Publié le 12 décembre 2025 à 19h14. L’actrice Jane Fonda s’élève contre le projet de fusion entre Netflix et Warner Bros. Discovery, craignant un monopole qui menacerait la diversité artistique et l’emploi dans l’industrie audiovisuelle, alors que l’opération, d’une valeur de 82,7 milliards de dollars, suscite de vives inquiétudes et une contre-offre inattendue.
- L’accord entre Netflix et Warner Bros. Discovery, estimé à 82,7 milliards de dollars (72 milliards de dollars en numéraire et 10,7 milliards de dollars en actions), pourrait créer un géant du divertissement dominant le marché.
- Jane Fonda, figure emblématique du cinéma, dénonce un risque de monopole étouffant la créativité et préjudiciable aux métiers de l’audiovisuel.
- Une offre concurrente de Paramount Skydance, soutenue par des investisseurs influents, complique le processus d’acquisition.
L’annonce de la fusion entre Netflix et Warner Bros. Discovery a provoqué une onde de choc à Hollywood. L’opération, qui comprend les studios de cinéma et de télévision de Warner, la plateforme HBO Max, des franchises populaires telles que Harry Potter, Game of Thrones et The Big Bang Theory, ainsi que l’unité Warner Bros. Games, marque un tournant majeur dans le paysage médiatique. Elle exclut cependant les chaînes câblées comme CNN, TNT et Discovery, qui avaient été séparées au troisième trimestre 2026 sous le nom de Discovery Global.
L’actrice oscarisée Jane Fonda, 88 ans, s’est élevée avec force contre cette concentration de pouvoir. Elle craint que cet accord ne conduise à un monopole qui nuise à la diversité artistique et aux emplois dans le secteur.
« Hollywood doit donner la priorité aux créateurs et non aux monopoles »
Jane Fonda, actrice
Ses préoccupations rejoignent celles de nombreux producteurs, scénaristes et créateurs qui redoutent la fin de l’âge d’or du cinéma indépendant et de la liberté artistique.

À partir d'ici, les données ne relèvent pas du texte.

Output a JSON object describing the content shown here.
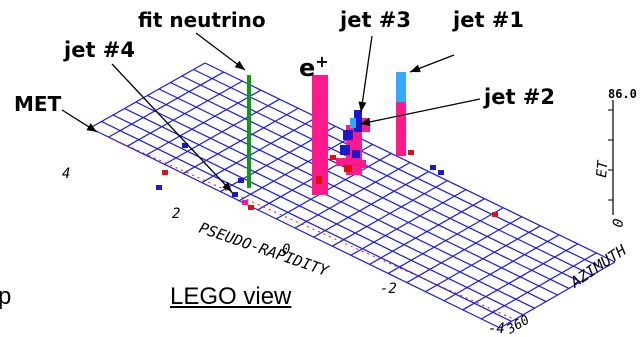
{
  "labels": {
    "fit_neutrino": "fit neutrino",
    "jet3": "jet #3",
    "jet1": "jet #1",
    "jet4": "jet #4",
    "e_plus_base": "e",
    "e_plus_sup": "+",
    "met": "MET",
    "jet2": "jet #2",
    "lego_view": "LEGO view",
    "left_fragment": "p"
  },
  "axes": {
    "et_label": "ET",
    "et_max": "86.0",
    "pseudo_rapidity_label": "PSEUDO-RAPIDITY",
    "azimuth_label": "AZIMUTH",
    "eta_ticks": [
      "4",
      "2",
      "0",
      "-2",
      "-4"
    ],
    "azimuth_ticks": [
      "0",
      "360"
    ]
  },
  "colors": {
    "grid": "#1a1ae6",
    "towers_em": "#ff1a8c",
    "towers_had": "#33aaff",
    "neutrino": "#119911",
    "hits_red": "#dd1111",
    "hits_blue": "#1a1acc"
  }
}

L’opération pourrait également entraîner des suppressions d’emplois massives, Warner ayant déjà réduit ses effectifs de plusieurs milliers de personnes en 2024.
Ted Sarandos, co-PDG de Netflix, a défendu l’accord, affirmant qu’il permettrait de créer « une plateforme qui, à long terme, sera bien meilleure pour raconter des histoires mondiales ». Il a également promis de maintenir les sorties en salles de Warner Bros. jusqu’en 2029 et de continuer à produire pour des tiers.
La bataille pour le contrôle de Warner Bros. Discovery a été acharnée. Netflix a finalement remporté l’enchère face à des concurrents tels que Comcast, Paramount et Skydance, en acceptant de payer des pénalités pouvant atteindre 5,8 milliards de dollars si l’opération échouait en raison d’obstacles réglementaires.
L’accord doit encore être approuvé par la Federal Trade Commission (FTC), l’agence américaine de la concurrence, le ministère de la Justice des États-Unis et l’Union européenne. Netflix prévoit de réaliser des économies de 2 à 3 milliards de dollars grâce à des « synergies technologiques et opérationnelles ».
Un rebondissement inattendu est venu compliquer le processus : Paramount Skydance, dirigée par David Ellison, a lancé une offre publique d’achat hostile (OPA) pour racheter Warner Bros. Discovery, valorisant l’entreprise à 108,4 milliards de dollars, dette incluse. Derrière Paramount se cachent des investisseurs de poids, dont le fonds de Jared Kushner, le gendre de Donald Trump, ainsi que des fonds souverains d’Arabie saoudite, d’Abou Dhabi et du Qatar.
Les actions de Warner Bros. ont bondi de 20 % après l’annonce de l’accord, tandis que celles de Netflix ont chuté de 5 %, reflétant les inquiétudes des investisseurs quant aux éventuelles objections des autorités de régulation. Les analystes décrivent cette situation comme un « changement de direction » pour Hollywood, mais de nombreux producteurs indépendants ont signé des lettres ouvertes dénonçant un « contrôle monopolistique » et ses conséquences néfastes sur la diversité des contenus.
L’impact de cette fusion se fait déjà sentir. En Espagne, par exemple, on s’inquiète d’une possible réduction des investissements dans les productions européennes. La promesse de Netflix de maintenir les sorties en salles de cinéma apporte un certain soulagement, mais beaucoup craignent que cette politique ne soit que temporaire, la tendance étant au raccourcissement des délais entre la sortie en salle et la diffusion en streaming, ce qui a déjà entraîné une baisse du box-office mondial.
L’industrie créative attend désormais avec impatience la décision des autorités de régulation, qui pourrait redéfinir à jamais le paysage audiovisuel mondial.